The report is co-authored by some of the conference organizers and a renewable energy consultancy, and it appears on the Forum's Web page. According to the paper’s writers, an index of the world’s 90 leading “clean energy companies” had a five-year compounded annualized return of almost 10 percent, said to be “unmatched by the world’s major stock indices”.
The report had by virtue to ignore the fact that energy stocks of all types — especially oil and gas — have also consistently outperformed the world’s major indices.
Perhaps blending green energy, profit and morality just don’t work and should be stopped. Take this example: Connie Hedegaard, Minister of Climate and Energy for wind-energy powerhouse Denmark, was vocal in issuing a joint statement with Lord Nicholas Stern — the London School of Economics climate guru — that economic development and climate policy should be linked to include a focus on wind, solar, ethanol, biofuels and geothermal power ... but also "Large-scale activities in low-emitting technologies ... energy efficiency, building insulation, information and telecommunications and some low-carbon public procurement."
“These activities will provide jobs and market stimulus as well as quick economic returns and they will also help lay the foundations for a low-emissions future,” their statement said.
It is understood the low-emission technologies in question would be sold to countries now counting on hydrocarbons to lift them out of poverty.

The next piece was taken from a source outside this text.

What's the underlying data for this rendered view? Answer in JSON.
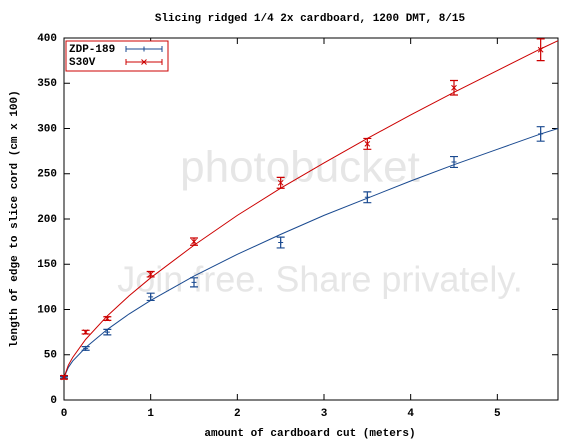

To justify the spending, “jobs” has been added to “disastrous greenhouse effects” and “energy security” by some of the same interests seen in Budapest this past week backing the Nabucco gas pipeline while bashing gas supplies from energy giant Russia.
The questions that beg are many: Why is nipping Russian gas revenues in favor of one’s own gas revenues the same as funding a green tomorrow? Who still lives in the Cold War?
Who’s interests are served by backing renewables but only one pipeline? Where is the moderate voice for “clean gas” — everyone's clean gas?
It seems the world needs summits like "Davos" if only to understand parallel summits like "Nabucco" in Budapest. But, perhaps it's time to state economic interests aloud without the morality play.